I would like to call to your attention and the other members of this committee the last year that I have the final records on, the operations of the production credit corporations cost $1,702,000. Those costs must be transferred over to the combined bank. The loss in that last year was half a million dollars and the year previous it was three-quarters of a million dollars in the production credit corporation operation.

That loss was all taken out of the reserves which were built up when the Government had $90 million invested in the production credit corporation. They are down now to about $31 million in this last report that I have.

So the revenue from Government money invested in the system has dropped to a point where they are rapidly using up the surplus, at the rate of half to three-quarters of a million a year.

This proposed consolidation carries all of that cost into the consolidated bank, and our revenue will come from the intermediate credit banks to pay for it.

Up to this time the Government has paid for it. The Government has had the surplus in there but up from their funds and they have stood the loss of half to three-quarters of a million dollars annually.

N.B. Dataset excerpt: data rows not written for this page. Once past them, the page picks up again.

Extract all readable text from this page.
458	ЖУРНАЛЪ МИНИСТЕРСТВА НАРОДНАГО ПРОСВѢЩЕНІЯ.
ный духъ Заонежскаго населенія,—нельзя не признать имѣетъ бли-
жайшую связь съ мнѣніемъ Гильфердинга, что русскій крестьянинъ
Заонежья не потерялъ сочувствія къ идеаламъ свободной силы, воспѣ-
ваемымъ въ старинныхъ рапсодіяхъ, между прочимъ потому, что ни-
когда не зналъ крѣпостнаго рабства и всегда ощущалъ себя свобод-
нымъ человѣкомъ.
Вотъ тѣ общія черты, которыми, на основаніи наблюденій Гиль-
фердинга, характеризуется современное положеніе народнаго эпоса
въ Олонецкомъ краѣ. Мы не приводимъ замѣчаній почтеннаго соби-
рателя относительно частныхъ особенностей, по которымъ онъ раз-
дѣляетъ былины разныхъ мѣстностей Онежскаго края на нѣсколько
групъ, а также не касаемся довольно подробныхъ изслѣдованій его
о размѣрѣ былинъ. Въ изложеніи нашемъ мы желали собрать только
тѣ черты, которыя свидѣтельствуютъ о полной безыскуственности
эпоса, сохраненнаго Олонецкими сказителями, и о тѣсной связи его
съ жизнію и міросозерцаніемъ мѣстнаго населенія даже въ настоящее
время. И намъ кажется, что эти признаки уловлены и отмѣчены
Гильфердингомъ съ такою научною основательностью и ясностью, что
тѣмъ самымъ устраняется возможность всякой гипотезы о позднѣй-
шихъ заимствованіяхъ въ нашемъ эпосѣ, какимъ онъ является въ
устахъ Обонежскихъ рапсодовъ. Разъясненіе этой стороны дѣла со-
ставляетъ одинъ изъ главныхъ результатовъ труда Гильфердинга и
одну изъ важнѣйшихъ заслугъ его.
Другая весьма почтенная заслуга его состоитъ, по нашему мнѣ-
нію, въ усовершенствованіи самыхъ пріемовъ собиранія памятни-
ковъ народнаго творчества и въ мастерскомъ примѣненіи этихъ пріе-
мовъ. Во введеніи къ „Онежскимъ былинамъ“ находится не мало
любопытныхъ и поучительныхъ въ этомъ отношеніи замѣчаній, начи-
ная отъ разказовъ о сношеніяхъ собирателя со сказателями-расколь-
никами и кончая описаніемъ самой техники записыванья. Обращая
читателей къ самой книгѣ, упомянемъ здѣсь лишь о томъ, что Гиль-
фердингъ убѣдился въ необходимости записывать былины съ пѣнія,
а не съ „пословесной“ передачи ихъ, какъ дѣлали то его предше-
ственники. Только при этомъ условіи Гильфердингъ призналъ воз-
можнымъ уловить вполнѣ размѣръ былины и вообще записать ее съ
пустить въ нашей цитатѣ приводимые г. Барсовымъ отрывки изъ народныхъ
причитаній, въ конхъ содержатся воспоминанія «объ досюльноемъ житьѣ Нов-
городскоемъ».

Our borrowers across this country are in no position now, members of this committee, to face additional costs in their operating money. Lower prices for agricultural products, droughts, flood, and the other troubles that we have had puts us in a very bad position now to shoulder this load.

I ask the committee to definitely consider, if you unite the two, and take the Government out, if you do not place that $1,700,000 over on our interest payers to pick up the bills.

I have said to you that we would like to see the Federal intermediate credit banks left as they are until a plan can be worked out that will be fair to all users. I have not taken this bill. I took the House bill, H. R. 10285, and made the changes necessary, most of the changes necessary, to effect a change in this system which I think gives some chance of working and being fair to all.

I would like the privilege, Mr. Chairman, to take this bill, S. 3564, and make similar changes and submit it at a later date to your secretary. I haven't got those changes written into it today.